Galaxies were surprisingly dusty in the early Universe, with more than half of the light emitted from stars being absorbed by dust within the system and re-radiated into far infrared (FIR, ~50-150micron) wavelengths. Dusty star forming galaxies (DSFGs) dominate the co-moving star formation rate density of the Universe that peaks around redshift, z~2, making it compelling to study them in rest frame FIR bands. From galaxies at z>1, the FIR line emission from abundant ions like O++, C+ and N+, are redshifted into the short sub-mm telluric windows. My thesis work is based on upgrading and deploying the 2nd generation z (Redshift) and Early Universe Spectrometer (ZEUS-2), a long-slit, echelle grating spectrometer optimized to study broad (dv = 300 km/s) spectral lines from galaxies in the 200-650 micron telluric windows using TES bolometers. These far-IR lines being extinction free and major coolants of the gas heated by (young) massive stars, are powerful probes of the physical conditions of the gas and the stellar radiation field. I present results from our observations of the [OIII] 88 micron line in galaxies at redshift, z~3-4, with ZEUS-2 at the Atacama Pathfinder Experiment (APEX) Telescope. To interpret our observations along with ancillary data from optical to radio facilities, we apply photoionization models for HII regions and Photo Dissociation Region (PDR) models and confirm that the galaxies host substantial ongoing obscured star formation.

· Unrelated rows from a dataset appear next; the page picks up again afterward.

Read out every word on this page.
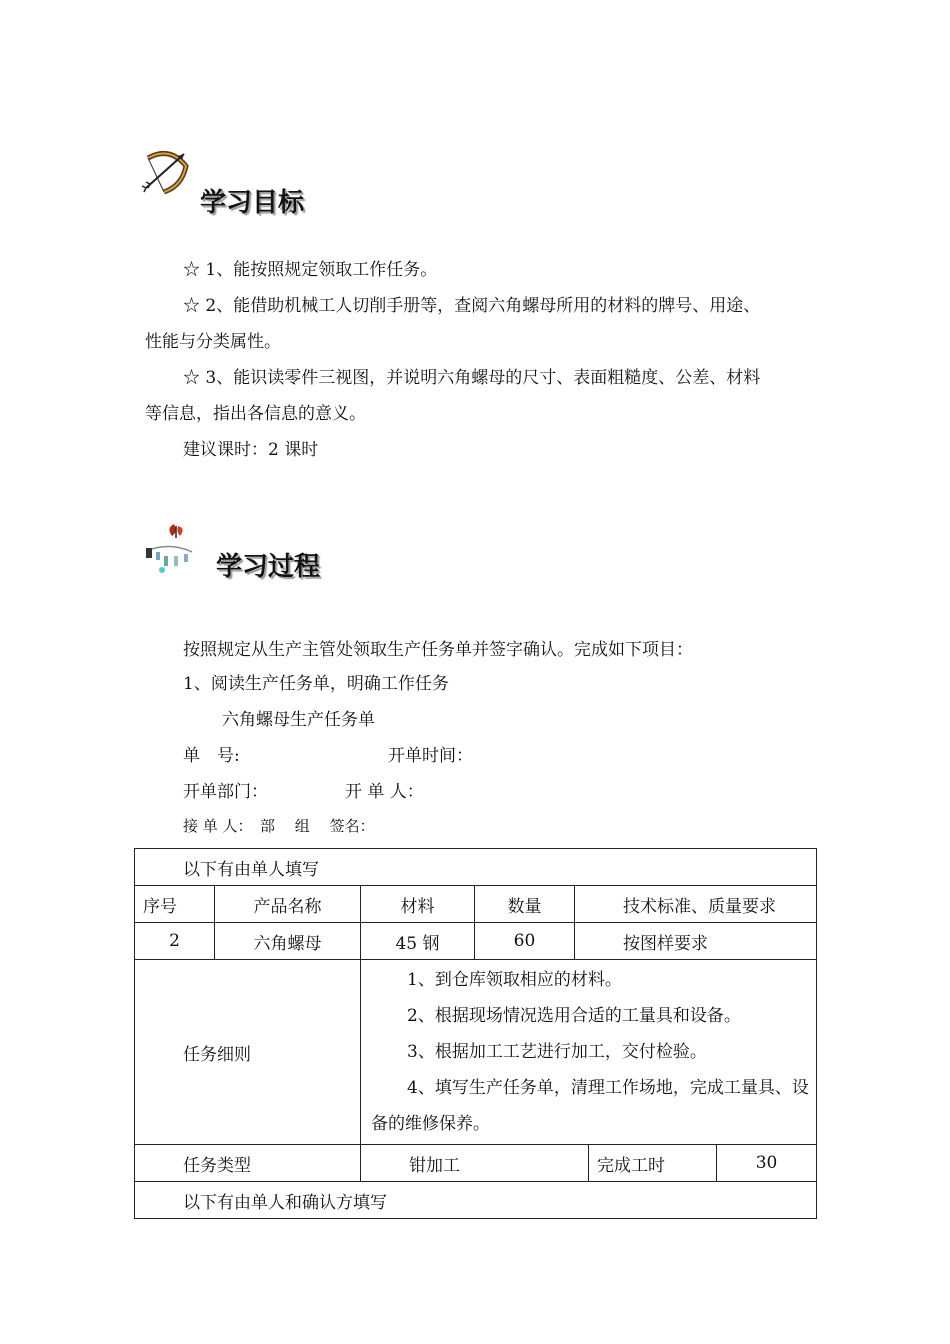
学习目标
☆ 1、能按照规定领取工作任务。
☆ 2、能借助机械工人切削手册等，查阅六角螺母所用的材料的牌号、用途、
性能与分类属性。
☆ 3、能识读零件三视图，并说明六角螺母的尺寸、表面粗糙度、公差、材料
等信息，指出各信息的意义。
建议课时：2 课时
学习过程
按照规定从生产主管处领取生产任务单并签字确认。完成如下项目：
1、阅读生产任务单，明确工作任务
六角螺母生产任务单
单　号:	开单时间：
开单部门：	开 单 人：
接 单 人：　部　 组　 签名：
以下有由单人填写						
序号	产品名称	材料	数量	技术标准、质量要求		
2	六角螺母	45 钢	60	按图样要求		
任务细则		1、到仓库领取相应的材料。
2、根据现场情况选用合适的工量具和设备。
3、根据加工工艺进行加工，交付检验。
4、填写生产任务单，清理工作场地，完成工量具、设备的维修保养。				

任务类型		钳加工			完成工时	30
以下有由单人和确认方填写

The presence of doubly ionized oxygen suggests hard radiation fields and often elevated ionization parameters that can only be accounted for by a population of massive stars formed during the ongoing starburst, that contribute a large fraction of the infrared luminosity. This work highlights the use of FIR line emission to trace the assembly of current day massive galaxies, details of their stellar populations and physical conditions of the interstellar medium undergoing rapid star-formation activity.